The patient was referred to a dermatologist who confirmed the diagnosis of pityriasis lichenoides et varioliformis acuta (PLEVA).

PLEVA (also known as Mucha-Habermann disease) is a rare skin condition of unknown origin. Although most common in young adults, PLEVA can affect any age group, including children.1 PLEVA and pityriasis lichenoides chronica are at opposite ends of the same spectrum; the terms "acute" and "chronic" refer to the timeline of the individual lesions rather than the clinical course.1,2 The disease is characterized by insidious onset and a lack of symptoms other than mild pruritus and low-grade fever. Males are more commonly affected than females. There is no geographical or racial predisposition.1,2

Pityriasis lichenoides is often described as a papulosquamous disorder based on its appearance; however, the predominance of CD8+ T cells in biopsy specimens suggests that it may be a lymphoproliferative disorder.3 Although commonly considered benign, malignant transformation with progression to cutaneous T-cell lymphoma has been reported.4,5 "Epidemic" outbreaks during the fall and winter and onset or flaring of the disease after infections provide further support of an immune-mediated hypersensitivity against an infectious agent.2 PLEVA is associated with infection with HIV, Epstein-Barr virus, Cytomegalovirus, Parvovirus, group A ?-hemolytic Streptococcus, and Staphylococcus aureus.2,4

The rash consists of reddish brown, round to oval papules of 2 to 10 mm that appear in crops either singly or in clusters. A violaceous center may develop with micaceous scale. The lesions can become vesicular or pustular, may undergo hemorrhagic necrosis, and frequently result in postinflammatory hyperpigmentation (or less commonly varioloid scarring). The rash most commonly involves the trunk, thighs, and upper arms; the face, scalp, and palms/soles are involved in about 10% of cases.1,2,4

Febrile ulceronecrotic Mucha-Habermann disease (a severe subtype of PLEVA, characterized by a more destructive rash with fever and systemic involvement) is associated with up to 25% mortality.4 The differential diagnosis includes insect bites, varicella, viral exanthema, Gianotti-Crosti syndrome, psoriasis guttata, lymphomatoid papulosis, and secondary syphilis.2,4 This variant is a medical emergency. Systemic corticosteroid therapy is the treatment of choice.

In many patients with PLEVA, first-line therapy with erythromycin estolate or ethylsuccinate (30 to 50 mg/kg divided in 3 equal doses daily) for up to 8 weeks can result in remission; tapering over several months is necessary to prevent recurrence. 4,6 Topical corticosteroids and oral antihistamines may provide symptomatic relief but have no real effect on the disease course. Other variably effective therapies include psoralen plus UV-A, UV-B phototherapy, tetracycline, gold, methotrexate, oral corticosteroids, and dapsone.1,2,4 When first-line therapies fail, UV light therapy can be used. Systemic immunosuppressant therapy is reserved for more severe cases. With any of these treatments, PLEVA can persist for months, even years, and relapse is common.

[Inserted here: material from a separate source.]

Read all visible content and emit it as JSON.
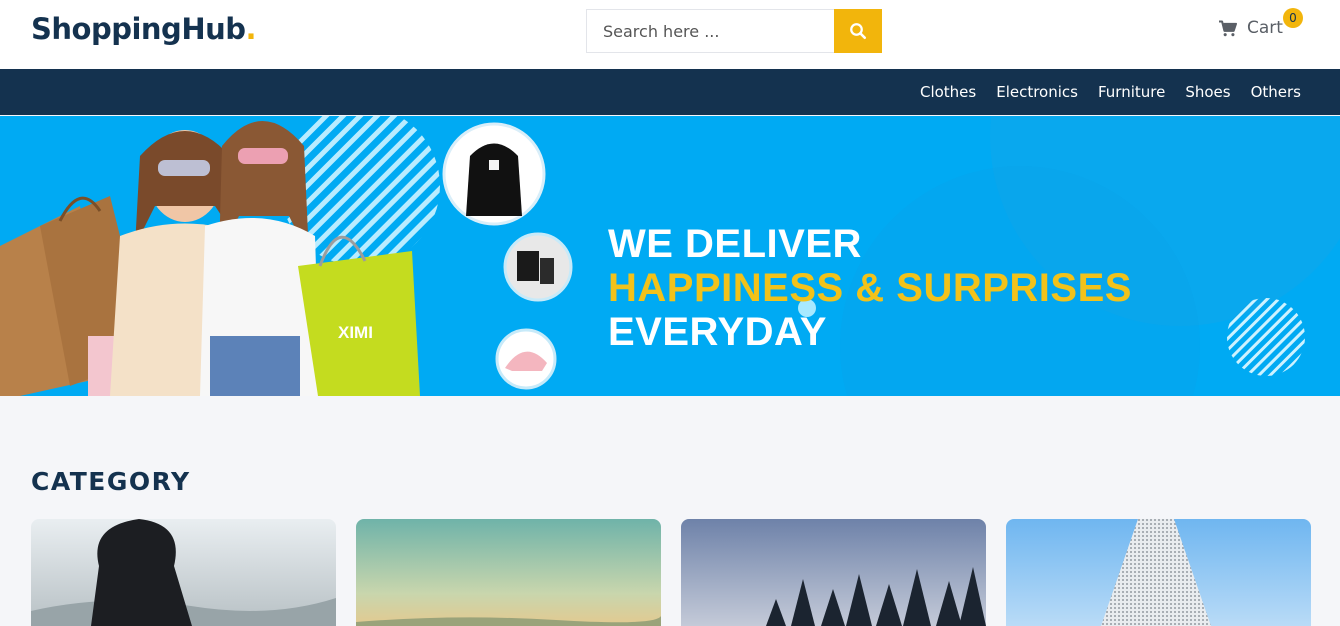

Therapy with erythromycin initially controlled this patient's rash; however, his symptoms eventually recurred despite an extended taper. He is currently receiving UV-B therapy and has had no further recurrence.

References:

  •  Habif TP. Clinical Dermatology: A Color Guide to Diagnosis and Therapy. 4th ed. St Louis: Mosby; 2004:261.

  •  Ersoy-Evans S, Greco MF, Mancini AJ, et al. Pityriasis lichenoides in childhood: a retrospective review of 124 patients. J Am Acad Dermatol. 2007; 56:205-210.

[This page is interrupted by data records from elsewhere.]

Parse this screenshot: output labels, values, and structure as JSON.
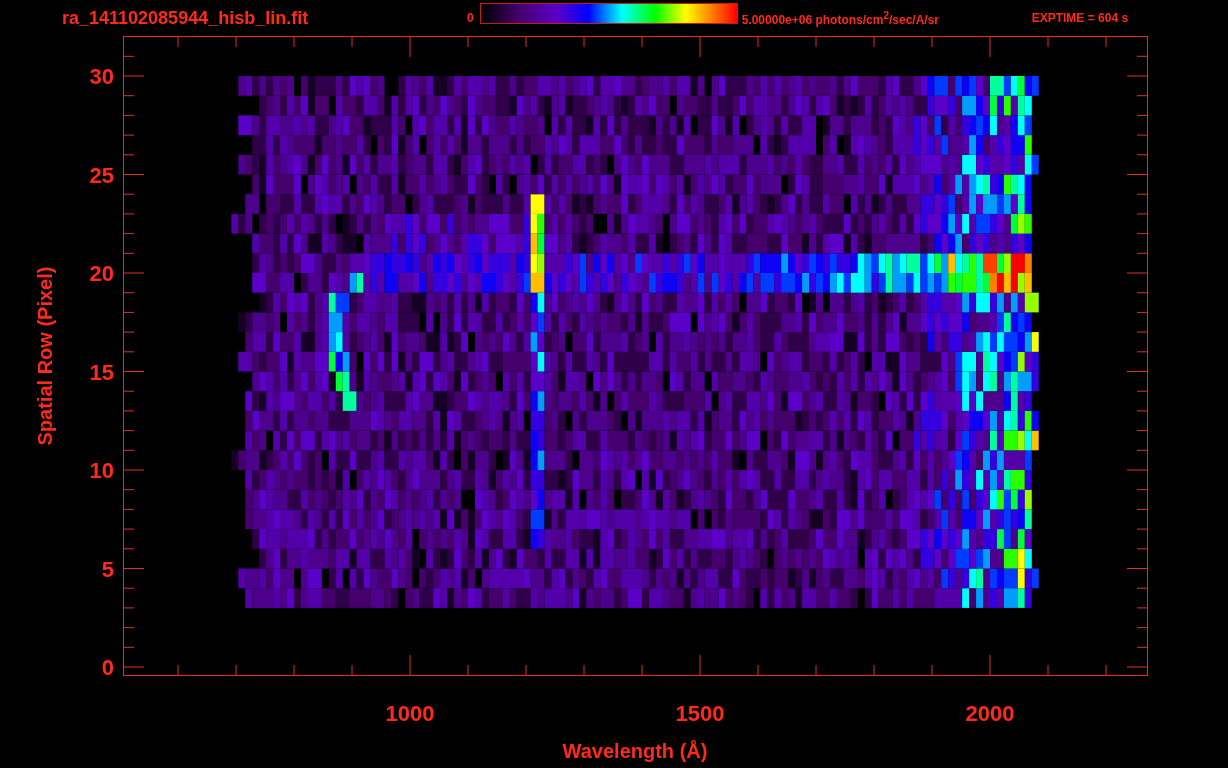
{
  "title": "ra_141102085944_hisb_lin.fit",
  "colorbar": {
    "min_label": "0",
    "max_label": "5.00000e+06 photons/cm$^{2}$/sec/A/sr"
  },
  "exptime": "EXPTIME = 604 s",
  "y_axis": {
    "label": "Spatial Row (Pixel)",
    "ticks": [
      "30",
      "25",
      "20",
      "15",
      "10",
      "5",
      "0"
    ]
  },
  "x_axis": {
    "label": "Wavelength (Å)",
    "ticks": [
      "1000",
      "1500",
      "2000"
    ]
  }
}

  •  Magro C, Crowson AN, Kovatich A, Burns F. Pityriasis lichenoides: a clonal T-cell lymphoproliferative disorder. Hum Pathol. 2002;33:788-795.

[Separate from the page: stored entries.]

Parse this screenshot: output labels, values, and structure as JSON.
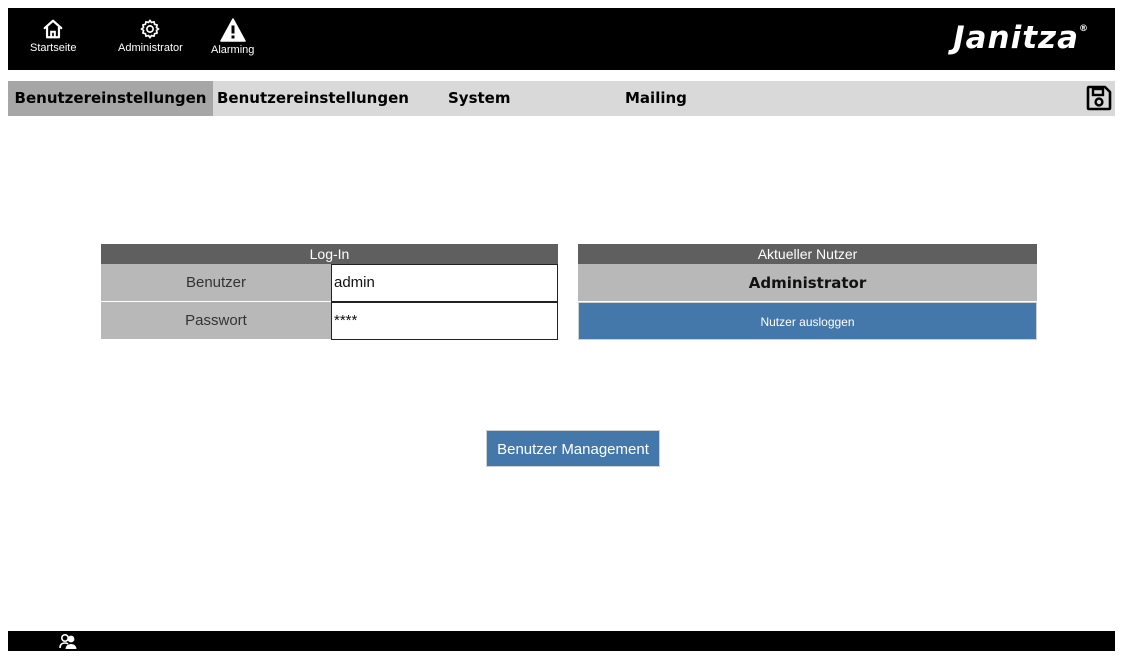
{
  "topbar": {
    "nav": [
      {
        "label": "Startseite",
        "icon": "home-icon"
      },
      {
        "label": "Administrator",
        "icon": "gear-icon"
      },
      {
        "label": "Alarming",
        "icon": "warning-icon"
      }
    ],
    "logo": "Janitza",
    "logo_mark": "®"
  },
  "tabs": [
    {
      "label": "Benutzereinstellungen",
      "active": true
    },
    {
      "label": "Benutzereinstellungen",
      "active": false
    },
    {
      "label": "System",
      "active": false
    },
    {
      "label": "Mailing",
      "active": false
    }
  ],
  "login": {
    "header": "Log-In",
    "user_label": "Benutzer",
    "user_value": "admin",
    "password_label": "Passwort",
    "password_value": "****"
  },
  "current_user": {
    "header": "Aktueller Nutzer",
    "name": "Administrator",
    "logout_label": "Nutzer ausloggen"
  },
  "user_management_label": "Benutzer Management",
  "colors": {
    "bar": "#000000",
    "tab_bar": "#d9d9d9",
    "tab_active": "#a6a6a6",
    "panel_header": "#5f5f5f",
    "row_label": "#b8b8b8",
    "button": "#4477aa"
  }
}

  •  Bowers S, Warshaw EM. Pityriasis lichenoides and its subtypes. J Am Acad Dermatol. 2006;55:557-572.

  •  Fortson JS, Schroeter AL, Esterly NB. Cutaneous T-cell lymphoma (parapsoriasis en plaque). An association with pityriasis lichenoides et varioliformis acuta in young children. Arch Dermatol. 1990;126: 1449-1453.

  •  Truhan AP, Hebert AA, Esterly NB. Pityriasis lichenoides in children: therapeutic response to erythromycin. J Am Acad Dermatol. 1986;15:66-70.